Big corporations have gone into organic farming and pushed the rules to their limits. Some small farmers may be following the spirit of organic farming better than these big corporations, but for various reasons, including the cost of certification, their products may not carry an "organic" label. Nevertheless, in most cases buying organic means less chemical fertilizer runoff, fewer herbicides and pesticides in the environment, more birds and animals around the farm, better soil conservation, and, in the long run, sustainable productivity.
The welfare of animals used in organic agriculture will be at least somewhat better than those kept in conventional factory farms, although on some big organic farms the difference may be marginal. Organically-produced food is more expensive than conventional food, but voting with your dollars and supporting more environmentally-friendly agriculture is important, and for those who can afford it, organic is a good choice.

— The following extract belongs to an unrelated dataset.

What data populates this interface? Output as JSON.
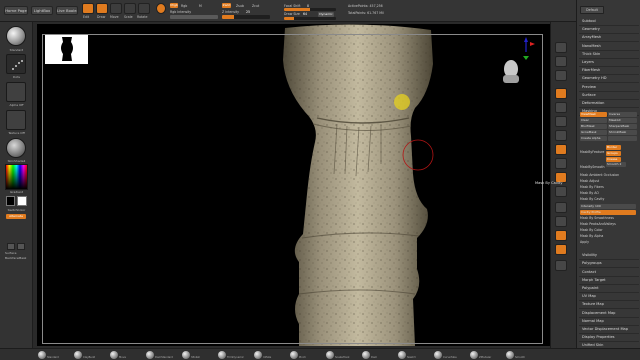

The recommendation "Buy local!" is too simple a principle to provide sound ethical guidance. There are various reasons why, other things being equal, it is better to buy local food. The most important is reducing the use of fossil fuels. Greater transparency is another.
But other issues arise:
• Delivering small quantities of local products to many different markets may use more fuel than trucking a full load to a more distant supermarket.
• Consumers who drive to outlying local farms or markets instead of doing one-stop shopping at a supermarket may use as much fuel as would have gone into bringing the products from more distant growers to their supermarket.
• Food production in another country may be less energy intensive than domestic production, and the difference may be greater than the energy used in shipping the food thousands of miles.
•We should also consider the benefits that trade brings to farmers in distant countries who are much poorer than our local farmers.
The most one can say is: "Buying local food, when it is in season, is generally a good thing to do, but sometimes there are stronger ethical reasons for buying imported food."
Fair-trade schemes ensure that more of your money gets to the people who actually grow your food; the higher earnings benefit their communities and encourage sustainable farming methods. Choose fair-trade products when you buy coffee, tea, chocolate, bananas, and other items for which there are fair-trade brands in your store. If your store doesn't stock fair-trade items and you know that they are available, ask the store to stock them.